Minimalism + eco cleaning
Cleaning is just about my favourite activity. But I can understand why some people find it daunting. When the prospect of cleaning your house top to bottom is likely to take half a day and the notion of discovering mouldy food in the bottom of your fridge or creepy crawlies lingering in the depths of your cupboard is a high possibility, is it any wonder why most people avoid it like the plague. There's also the fact that in our busy modern lives, who has the time to clean?
But our modern lives are half of the problem. With the plethora of chemicals escaping from our furniture and toxins from our environment, we clean our homes with toxic products and pump air fresheners into our air. Is it any wonder that people have asthma, eczema and allergies. Cleaning should be pure, simple and natural. Cleaning should also be inexpensive. Did you ever notice how pricey it is when you do a grocery shop for cleaning products?
When I first moved out of home years ago, I stocked my cleaning cupboard with separate products for the kitchen, bathroom, toilet, dusting, windows and floors. Not only did it cost me a fortune and my house smelt somewhat like a hospital but I was buying up a bunch of unnecessary crap that I had no idea what it was made out of. It's no surprise that as I started to become more concerned about my health, the environment and my time, that my cleaning practices began to change. I now keep my cleaning products to a minimum and try to keep then as natural or plant based as possible.

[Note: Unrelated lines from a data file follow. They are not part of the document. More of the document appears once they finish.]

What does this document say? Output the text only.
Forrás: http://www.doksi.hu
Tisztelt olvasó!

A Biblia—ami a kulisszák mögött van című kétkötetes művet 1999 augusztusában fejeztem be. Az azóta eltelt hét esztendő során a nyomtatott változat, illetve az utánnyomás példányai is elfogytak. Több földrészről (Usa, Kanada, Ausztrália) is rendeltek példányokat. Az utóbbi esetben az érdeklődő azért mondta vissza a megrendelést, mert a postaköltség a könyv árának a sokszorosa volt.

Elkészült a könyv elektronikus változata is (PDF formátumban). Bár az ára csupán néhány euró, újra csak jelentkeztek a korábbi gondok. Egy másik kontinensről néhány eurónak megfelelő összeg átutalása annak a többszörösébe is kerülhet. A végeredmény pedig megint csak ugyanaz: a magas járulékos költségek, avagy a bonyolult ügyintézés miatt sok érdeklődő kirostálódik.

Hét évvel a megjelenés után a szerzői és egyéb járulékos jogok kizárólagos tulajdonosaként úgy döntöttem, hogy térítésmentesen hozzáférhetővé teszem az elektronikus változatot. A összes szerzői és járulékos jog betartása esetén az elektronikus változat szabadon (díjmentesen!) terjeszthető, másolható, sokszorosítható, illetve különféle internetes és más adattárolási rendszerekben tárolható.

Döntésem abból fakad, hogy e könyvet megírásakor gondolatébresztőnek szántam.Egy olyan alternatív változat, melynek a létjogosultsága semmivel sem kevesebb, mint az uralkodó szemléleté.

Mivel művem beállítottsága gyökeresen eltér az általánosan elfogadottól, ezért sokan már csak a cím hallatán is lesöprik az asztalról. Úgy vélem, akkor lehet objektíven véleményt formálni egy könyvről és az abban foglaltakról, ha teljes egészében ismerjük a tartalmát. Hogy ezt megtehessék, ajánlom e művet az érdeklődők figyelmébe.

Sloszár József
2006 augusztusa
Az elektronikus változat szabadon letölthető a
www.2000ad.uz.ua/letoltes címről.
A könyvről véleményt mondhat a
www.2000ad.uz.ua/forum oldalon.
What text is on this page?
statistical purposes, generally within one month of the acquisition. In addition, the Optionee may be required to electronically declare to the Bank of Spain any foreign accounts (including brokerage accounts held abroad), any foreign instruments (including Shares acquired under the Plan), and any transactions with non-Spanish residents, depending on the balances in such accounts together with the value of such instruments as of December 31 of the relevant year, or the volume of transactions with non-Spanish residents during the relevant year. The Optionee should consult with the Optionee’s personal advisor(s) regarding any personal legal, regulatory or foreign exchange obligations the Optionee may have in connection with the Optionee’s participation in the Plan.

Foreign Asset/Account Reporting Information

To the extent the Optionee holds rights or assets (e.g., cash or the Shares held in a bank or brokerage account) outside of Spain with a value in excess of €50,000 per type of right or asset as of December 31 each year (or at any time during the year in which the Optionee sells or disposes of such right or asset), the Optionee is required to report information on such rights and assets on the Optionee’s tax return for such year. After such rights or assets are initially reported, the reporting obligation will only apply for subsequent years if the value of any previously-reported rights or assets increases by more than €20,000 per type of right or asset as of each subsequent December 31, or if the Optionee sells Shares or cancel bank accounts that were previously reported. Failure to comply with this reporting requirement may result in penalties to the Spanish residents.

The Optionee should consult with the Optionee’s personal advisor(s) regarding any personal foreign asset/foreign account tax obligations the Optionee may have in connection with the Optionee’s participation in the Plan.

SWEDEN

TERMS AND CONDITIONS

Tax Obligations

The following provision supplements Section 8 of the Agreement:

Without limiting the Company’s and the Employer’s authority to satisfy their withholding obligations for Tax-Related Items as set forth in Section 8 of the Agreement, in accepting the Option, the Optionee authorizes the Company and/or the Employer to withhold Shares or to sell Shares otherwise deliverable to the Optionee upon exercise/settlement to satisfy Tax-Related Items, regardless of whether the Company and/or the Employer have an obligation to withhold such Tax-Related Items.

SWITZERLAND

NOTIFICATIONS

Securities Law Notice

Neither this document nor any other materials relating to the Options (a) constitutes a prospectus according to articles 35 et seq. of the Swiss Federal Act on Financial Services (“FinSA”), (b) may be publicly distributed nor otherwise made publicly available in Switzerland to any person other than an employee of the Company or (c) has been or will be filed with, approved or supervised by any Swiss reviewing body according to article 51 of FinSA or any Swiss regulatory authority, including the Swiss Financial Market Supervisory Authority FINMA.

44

My go to product has been distilled white vinegar. I use it primarily as my 'furniture polish' but have also recently found out that it's good at keeping mould away. Because our bathroom doesn't have good ventilation, I spray the vinegar on the ceiling, leave for abit then wipe away. Another cheap go-to is bicarb soda. It's great for removing bad smells so before I vacuum, I sprinkle some on the carpet and let it seep in. This is also a good idea if you have pets in the house. Mixing the vinegar and bicarb into a paste, you can use them to clean your shower and toilet. For the dishes and the washing I use Eco Store, it's a tad more expensive than other products but does the job without containing any nasties. To replace those horrid air fresheners, I use coffee beans that I keep in recycled candle jars and have copious plants around the house to help filter the air. I keep a peace Lily in the bathroom because they are supposed to be good at preventing mould. Dyson vacuums are my favourite, the HEPA filter helps to trap dust particles that cheap vacuums cannot get to.
Cleaning should be safe, but it should also be efficient. Because I have been reducing the amount of unnecessary clutter in my house, zooming over with the duster and vacuum is an easy job. I generally start in the kitchen as I wash up for breakfast, then move on to the bathroom and other areas of the house. All the while, the clothes are being washed and generally finish around the same time as I finish up the house. Everyone has their own cleaning routine, but it's about finding a system that works for you and your lifestyle. Parents or people who work on the weekend may not be able to do a Saturday morning clean like I do, in which case, perhaps dedicating a night or different jobs for different times is a better system. Start to think about how you clean and the way that you want your home to look and feel. start making small changes or swaps that will enable your house to be naturally fresh.